Estimate the mean minimum Hamming distance

3

2

Task

Inputs \$b \leq 100\$ and \$n \geq 2\$. Consider \$n\$ binary strings, each of length \$b\$ sampled uniformly and independently. We would like to compute the expected minimum Hamming distance between any pair. If \$n = 2\$ the answer is always \$b/2\$.

Correctness

Your code should ideally be within \$\pm0.5\$ of the correct mean. However, as I don't know what the correct mean is, for values of \$n\$ which are not too large I have computed an estimate and your code should be within \$\pm0.5\$ of my estimate (I believe my estimate is within \$\pm0.1\$ of the correct mean). For larger values than my independent tests will allow, your answer should explain why it is correct.

  • \$b = 99, n = 2^{16}.\$ Estimated avg. \$19.61\$.
  • \$b = 89, n = 2^{16}.\$ Estimated avg. \$16.3\$.
  • \$b = 79, n = 2^{16}.\$ Estimated avg. \$13.09\$.
  • \$b = 69, n = 2^{16}.\$ Estimated avg. \$10.03\$.
  • \$b = 59, n = 2^{16}.\$ Estimated avg. \$7.03\$.
  • \$b = 99, n = 2^{15}.\$ Estimated avg. \$20.67\$.
  • \$b = 89, n = 2^{15}.\$ Estimated avg. \$17.26\$.
  • \$b = 79, n = 2^{15}.\$ Estimated avg. \$13.99\$.
  • \$b = 69, n = 2^{15}.\$ Estimated avg. \$10.73\$.
  • \$b = 59, n = 2^{15}.\$ Estimated avg. \$7.74\$.
  • \$b = 99, n = 2^{14}.\$ Estimated avg. \$21.65\$.
  • \$b = 89, n = 2^{14}.\$ Estimated avg. \$18.23\$.
  • \$b = 79, n = 2^{14}.\$ Estimated avg. \$14.83\$.
  • \$b = 69, n = 2^{14}.\$ Estimated avg. \$11.57\$.
  • \$b = 59, n = 2^{14}.\$ Estimated avg. \$8.46\$.

Score

Your base score will be the number of the examples above that your code gets right within \$\pm0.5\$. On top of this you should add \$x > 16\$ for the largest \$n = 2^x\$ for which your code gives the right answer within \$\pm0.5\$ for all of \$b = 59, 69, 79, 89, 99\$ (and also all smaller values of \$x\$).

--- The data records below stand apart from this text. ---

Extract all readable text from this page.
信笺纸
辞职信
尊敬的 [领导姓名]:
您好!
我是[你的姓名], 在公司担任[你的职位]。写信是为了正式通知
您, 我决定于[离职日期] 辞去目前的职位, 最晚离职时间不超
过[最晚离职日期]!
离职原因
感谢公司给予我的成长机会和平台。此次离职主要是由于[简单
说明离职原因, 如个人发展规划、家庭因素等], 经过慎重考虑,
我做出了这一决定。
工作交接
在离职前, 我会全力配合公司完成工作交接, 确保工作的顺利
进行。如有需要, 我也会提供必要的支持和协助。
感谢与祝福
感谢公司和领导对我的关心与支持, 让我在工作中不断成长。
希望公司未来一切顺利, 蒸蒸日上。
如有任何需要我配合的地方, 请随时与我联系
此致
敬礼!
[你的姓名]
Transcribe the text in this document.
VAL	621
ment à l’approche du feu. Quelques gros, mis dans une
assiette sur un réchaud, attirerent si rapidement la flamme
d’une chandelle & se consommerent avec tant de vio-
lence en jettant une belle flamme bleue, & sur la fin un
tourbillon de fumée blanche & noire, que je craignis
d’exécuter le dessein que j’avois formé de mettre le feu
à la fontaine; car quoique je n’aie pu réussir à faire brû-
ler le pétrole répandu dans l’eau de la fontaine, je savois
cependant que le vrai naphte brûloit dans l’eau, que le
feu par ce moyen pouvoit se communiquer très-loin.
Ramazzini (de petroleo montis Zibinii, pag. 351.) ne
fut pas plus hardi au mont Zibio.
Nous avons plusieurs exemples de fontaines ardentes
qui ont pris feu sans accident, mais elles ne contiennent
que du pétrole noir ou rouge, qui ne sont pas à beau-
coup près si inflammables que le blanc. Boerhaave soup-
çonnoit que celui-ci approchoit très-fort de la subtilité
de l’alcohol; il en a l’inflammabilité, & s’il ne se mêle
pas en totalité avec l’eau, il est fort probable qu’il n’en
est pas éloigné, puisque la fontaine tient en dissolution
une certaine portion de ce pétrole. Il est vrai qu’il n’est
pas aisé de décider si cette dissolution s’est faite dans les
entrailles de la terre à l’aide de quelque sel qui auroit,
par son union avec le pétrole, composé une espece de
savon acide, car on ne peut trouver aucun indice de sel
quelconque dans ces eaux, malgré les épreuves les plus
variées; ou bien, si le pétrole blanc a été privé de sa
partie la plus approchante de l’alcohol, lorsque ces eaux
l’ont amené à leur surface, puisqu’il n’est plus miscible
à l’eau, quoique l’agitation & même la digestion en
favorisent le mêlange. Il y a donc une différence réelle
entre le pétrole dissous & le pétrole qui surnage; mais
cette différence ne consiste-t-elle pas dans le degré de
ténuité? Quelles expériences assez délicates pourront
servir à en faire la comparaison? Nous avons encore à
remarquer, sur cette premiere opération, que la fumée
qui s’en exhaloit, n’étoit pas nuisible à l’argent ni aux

That is, if your code can achieve this for \$n=2^{18}\$ then you should add \$18\$ to your score. You only get this extra score if you can also solve all the instances for all smaller \$n\$ as well. The number of strings \$n\$ will always be a power of two.

Time limits

For a single \$n, b\$ pair, your code should run on TIO without timing out.

Rougher approximation answers for larger values of \$n\$

For larger values of \$n\$ my independent estimates will not be as accurate but may serve as a helpful guide nonetheless. I will add them here as I can compute them.

  • \$b = 99, n = 2^{17}.\$ Rough estimate \$18.7\$.
  • \$b = 99, n = 2^{18}.\$ Rough estimate \$17.9\$.
  • \$b = 99, n = 2^{19}.\$ Rough estimate \$16.8\$.

Anush

Posted 2020-02-07T22:19:07.883

Reputation: 3 202

4I thought this was posted on the Sandbox earlier today. – S.S. Anne – 2020-02-08T01:19:06.573

@S.S.Anne Yes I posted it there first. I look forward to the first answers! – Anush – 2020-02-08T06:38:39.603

1The time limit is probably unnecessary as it both limits users to tio languages and needlessly disqualifies solutions that take a long time, but do solve the problem. I understand wanting to prevent brute forcing, but I’d argue that should also be valid – ATaco – 2020-02-08T07:44:53.657

1@ATaco I understand that point of view but it completely changes the challenge. Brute force solutions are valid here of course. It's just a question of what score you get. The time limit/TIO is also crucial as otherwise you will just get a higher score by having a more powerful computer or leaving it to run for longer. – Anush – 2020-02-08T07:48:44.597

Using TIO for timing is not a good idea. Had you left this in the sandbox longer, I'd have suggested you switching to requiring that submissions pass your examples within a certain time limit which you would verify (like [tag:fastest-code]). What you currently have makes it extremely difficult to determine what the score of any submission should actually be.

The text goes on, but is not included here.